American Football Association of Nigeria (NAFA)
- Founders: Babajide Akeredolu Seye Obatolu Dominick Mueller Lawrence Ojaideh
- Type: Federation
- Registration no.: CAC/IT/NO151819
- Focus: Flag Football, North American Football (Tackle), Referees & Coach Development
- Location: Lagos, Nigeria;
- Region served: Nigeria
- Method: Capacity Building, League Development, Player Pathways, Sports Development
- Affiliations: IFAF NFL Nigeria School Sports Federation Gridiron Imports
- Website: nafa.ng

= American Football Association of Nigeria =

Sports promotion and development group

The American Football Association of Nigeria, also known as the Nigerian American Football Association (NAFA), is a private organization involved in the promotion and developing American football in Nigeria.

Established in 2019, it is listed as an associated member of the International Federation of American Football (IFAF) representing Nigeria; however, it is not officially recognized by the Nigerian government as the national governing body for the sport.

==History==
NAFA was founded in November 2019 by Babajide Akeredolu, along with co-founders Obatolu Oluwaseye, Dominik Mueller, and Lawrence Ojaideh, who serves as secretary general of the organization. The organization has stated that its activities include promoting participation in American football at the grassroots level, as well as initiatives related to education and community engagement.

==Activities and initiatives==

The American Football Association of Nigeria (NAFA) has been associated with several initiatives aimed at developing American football in Nigeria.

NAFA organizes the Nigerian Secondary School Flag Football League (NSSFFL), a competition involving secondary school students from multiple states. The tournament provides opportunities for participation in flag football at the school level and has been described as part of broader efforts to introduce the sport to younger players.

The organization has also outlined plans related to the development of structured leagues within Nigeria, including proposals for regional competitions and expanded participation.

NAFA has supported initiatives promoting the inclusion of American football in educational and community settings as part of grassroots development efforts.

The NSSFFL includes a championship event known as the “Aketi Bowl”. One of its editions was held in Ondo State, where Government Secondary School, Eket, won the boys’ category. In this championship, Government Secondary School (GSS), Eket, Akwa Ibom State, emerged victorious in the boys' category by defeating Government Science Secondary School, Pyakasa, Abuja. wide.

==International participation==

In June 2025, Nigeria’s men’s and women’s national flag football teams participated in the African Flag Football Tournament held in Cairo, Egypt, organized by the International Federation of American Football in partnership with NFL Africa.

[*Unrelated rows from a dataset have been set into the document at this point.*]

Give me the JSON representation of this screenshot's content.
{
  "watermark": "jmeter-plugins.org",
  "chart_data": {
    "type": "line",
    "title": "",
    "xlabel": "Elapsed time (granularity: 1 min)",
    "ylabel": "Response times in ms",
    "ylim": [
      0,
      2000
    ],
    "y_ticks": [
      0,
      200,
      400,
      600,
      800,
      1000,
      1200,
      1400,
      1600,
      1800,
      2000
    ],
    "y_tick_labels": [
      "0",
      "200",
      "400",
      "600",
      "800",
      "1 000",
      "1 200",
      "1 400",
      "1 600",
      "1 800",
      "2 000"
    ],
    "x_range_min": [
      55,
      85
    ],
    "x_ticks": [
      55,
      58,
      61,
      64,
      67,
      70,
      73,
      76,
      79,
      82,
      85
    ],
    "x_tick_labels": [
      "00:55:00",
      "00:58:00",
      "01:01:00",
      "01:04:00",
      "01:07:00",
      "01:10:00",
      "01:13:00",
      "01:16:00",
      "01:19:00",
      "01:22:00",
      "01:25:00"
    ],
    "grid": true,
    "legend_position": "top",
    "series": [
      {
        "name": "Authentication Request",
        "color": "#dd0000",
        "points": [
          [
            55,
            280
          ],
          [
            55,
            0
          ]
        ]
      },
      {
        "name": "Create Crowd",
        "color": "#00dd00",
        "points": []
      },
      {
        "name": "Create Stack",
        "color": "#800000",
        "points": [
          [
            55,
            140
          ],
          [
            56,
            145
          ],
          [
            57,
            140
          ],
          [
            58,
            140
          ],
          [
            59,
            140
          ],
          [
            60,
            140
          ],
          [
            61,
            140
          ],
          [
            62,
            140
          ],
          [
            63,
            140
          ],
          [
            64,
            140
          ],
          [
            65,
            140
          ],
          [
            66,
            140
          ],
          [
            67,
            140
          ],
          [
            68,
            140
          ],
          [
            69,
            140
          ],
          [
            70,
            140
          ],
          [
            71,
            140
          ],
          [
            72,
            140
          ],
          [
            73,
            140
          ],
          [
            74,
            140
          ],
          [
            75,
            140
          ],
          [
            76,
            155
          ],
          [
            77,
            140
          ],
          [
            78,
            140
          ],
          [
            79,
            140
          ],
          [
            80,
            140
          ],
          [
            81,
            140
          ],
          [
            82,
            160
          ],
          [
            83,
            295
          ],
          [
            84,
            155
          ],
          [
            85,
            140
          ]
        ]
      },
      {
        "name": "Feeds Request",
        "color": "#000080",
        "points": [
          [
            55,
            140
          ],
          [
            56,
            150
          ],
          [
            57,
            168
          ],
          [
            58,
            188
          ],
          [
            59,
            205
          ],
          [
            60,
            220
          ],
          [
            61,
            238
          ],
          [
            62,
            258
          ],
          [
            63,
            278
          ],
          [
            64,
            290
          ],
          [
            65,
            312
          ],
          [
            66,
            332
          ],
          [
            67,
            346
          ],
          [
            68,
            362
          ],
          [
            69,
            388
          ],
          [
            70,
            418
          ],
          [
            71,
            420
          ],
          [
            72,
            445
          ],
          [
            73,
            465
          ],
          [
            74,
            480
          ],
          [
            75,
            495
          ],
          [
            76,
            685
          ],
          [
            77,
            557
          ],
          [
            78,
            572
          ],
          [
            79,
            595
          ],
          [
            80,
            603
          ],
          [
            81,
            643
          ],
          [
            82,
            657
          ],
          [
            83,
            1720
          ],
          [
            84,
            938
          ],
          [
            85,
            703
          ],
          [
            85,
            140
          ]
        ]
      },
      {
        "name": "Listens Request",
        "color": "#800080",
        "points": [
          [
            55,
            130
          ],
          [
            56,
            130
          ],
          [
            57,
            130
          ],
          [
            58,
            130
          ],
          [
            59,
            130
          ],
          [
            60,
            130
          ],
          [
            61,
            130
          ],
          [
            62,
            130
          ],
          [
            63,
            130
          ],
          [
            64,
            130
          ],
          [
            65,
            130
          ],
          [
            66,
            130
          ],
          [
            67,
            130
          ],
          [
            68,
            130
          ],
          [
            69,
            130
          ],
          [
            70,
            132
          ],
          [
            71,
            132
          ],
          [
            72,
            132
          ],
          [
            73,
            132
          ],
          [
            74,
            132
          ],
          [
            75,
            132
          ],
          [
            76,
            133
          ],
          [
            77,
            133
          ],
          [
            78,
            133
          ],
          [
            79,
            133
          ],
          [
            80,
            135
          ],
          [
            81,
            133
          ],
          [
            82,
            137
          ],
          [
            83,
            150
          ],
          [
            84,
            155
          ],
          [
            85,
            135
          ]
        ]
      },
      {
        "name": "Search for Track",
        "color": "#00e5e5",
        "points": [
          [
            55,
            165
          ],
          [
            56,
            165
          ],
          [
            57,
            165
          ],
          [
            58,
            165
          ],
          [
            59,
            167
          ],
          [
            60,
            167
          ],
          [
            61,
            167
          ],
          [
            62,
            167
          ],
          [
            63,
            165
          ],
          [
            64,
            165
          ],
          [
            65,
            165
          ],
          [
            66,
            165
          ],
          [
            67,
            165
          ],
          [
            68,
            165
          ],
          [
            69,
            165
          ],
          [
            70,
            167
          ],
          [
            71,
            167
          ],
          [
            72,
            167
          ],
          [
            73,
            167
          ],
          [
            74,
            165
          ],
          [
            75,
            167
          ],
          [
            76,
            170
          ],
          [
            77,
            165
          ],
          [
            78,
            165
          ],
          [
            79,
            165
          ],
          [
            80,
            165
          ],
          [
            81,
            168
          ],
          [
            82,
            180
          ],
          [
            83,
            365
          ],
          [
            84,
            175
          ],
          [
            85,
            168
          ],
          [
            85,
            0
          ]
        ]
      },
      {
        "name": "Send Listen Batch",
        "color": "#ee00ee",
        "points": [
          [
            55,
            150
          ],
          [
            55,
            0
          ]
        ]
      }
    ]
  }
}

According to reported results, both teams won their respective categories, with the women’s team defeating Morocco and the men’s team defeating Egypt in the final matches.

Participation in the tournament included players associated with domestic flag football programs, including the Community Flag Football League (CFFL). Preparatory activities reportedly included exhibition matches held prior to the tournament.

NAFA has also been associated with support initiatives aimed at increasing participation in the sport, including programs focused on women’s involvement. Following the tournament, Nigeria qualified to represent Africa at the 2026 IFAF World Championships.

==Recognition and impact==

The American Football Association of Nigeria (NAFA) has been associated with activities related to the development of American football in Nigeria. Reports have indicated increased participation in flag football programmes linked to its initiatives, particularly at the school level.

The organization has engaged with international stakeholders, including the National Football League (NFL). As part of this association, player Jeff Okudah has been referenced as an ambassador connected to NAFA’s programmes.

In 2023, NAFA was invited to participate in the NFL Flag Championships held during the Pro Bowl, where it facilitated the involvement of an under-12 flag football team.

In June 2024, NAFA organized an under-14 NFL Flag tournament in Nigeria as part of NFL-related development activities. The event involved participation from schools in Lagos, Ogun, and Oyo states.